Dalla Nuova Zelanda con un piacevole gusto melodico e una sensibilità  pop assolutamente raffinata. Stiamo parlando dei simpatici Salad Boys, che arrivano al secondo disco della loro carriera e mantengono saldi e consolidati tutti quei paragoni che li danno come continuatori della tradizione ‘made in Flying Nun Records’. Non potrebbe essere altrimenti. A farla da padrone sono preziosi giri chitarristici che trovano sempre gancio melodico azzeccato e un ritornello perfettamente costruito.

Ci possiamo scorgere echi di REM e Byrds ma anche uno spirito quasi anni ’90, tanto che tirare in ballo uno come Evan Dando nel suo periodo migliore non è certo una blasfemità . Il jangle pop, in cui gli arpeggi si muovono morbidi, sa anche sporcarsi, a tratti, di un piglio quasi post-punk (“Blown Up” in apertura è davvero una lama di rasoio) o power-pop (“Psych Slasher”), che rende il tutto più frizzante e variegato, mentre i testi di Joe Sampson non ci paio per nulla solari o allegri, ma tutt’altro, quasi al confine con la paranoia per certi aspetti. In realtà  poi altre variazioni sul tema non mancano, sia quando i ritmi rallentano e pare emergere il fantasma folk di Neil Young, così come pare ben conosciuta la sapienza indie di una band come gli Yo La Tengo.

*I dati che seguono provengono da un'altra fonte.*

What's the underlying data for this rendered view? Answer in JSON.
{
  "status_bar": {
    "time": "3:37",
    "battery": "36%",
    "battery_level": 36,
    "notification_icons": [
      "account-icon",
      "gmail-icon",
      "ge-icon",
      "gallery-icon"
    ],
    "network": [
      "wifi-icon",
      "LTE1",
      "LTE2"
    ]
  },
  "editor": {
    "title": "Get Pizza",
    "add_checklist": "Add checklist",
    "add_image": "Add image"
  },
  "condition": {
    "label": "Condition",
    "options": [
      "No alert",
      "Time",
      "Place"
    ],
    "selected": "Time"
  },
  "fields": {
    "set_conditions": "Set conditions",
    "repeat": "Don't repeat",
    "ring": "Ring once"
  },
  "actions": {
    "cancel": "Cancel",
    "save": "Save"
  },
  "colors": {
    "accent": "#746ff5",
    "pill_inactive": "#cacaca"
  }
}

E’ proprio questa varietà  che ci fa apprezzare una band come i Salad Boys, che non inventano nulla di nuovo, ma al di là  dei numeri più sonici, sanno in realtà  catturare la nostra completa attenzione proprio nei momenti più sornioni e avvolgenti, in cui si muovono sotto traccia, tenendoci sulla corda, come se qualcosa dovesse arrivare da un momento all’altro e qulle chitarre appena sporcate o un assolo piazzato nel punto giusto, beh, fanno la differenza. Avevamo fiducia in loro e ci hanno ripagato con un gran bel disco!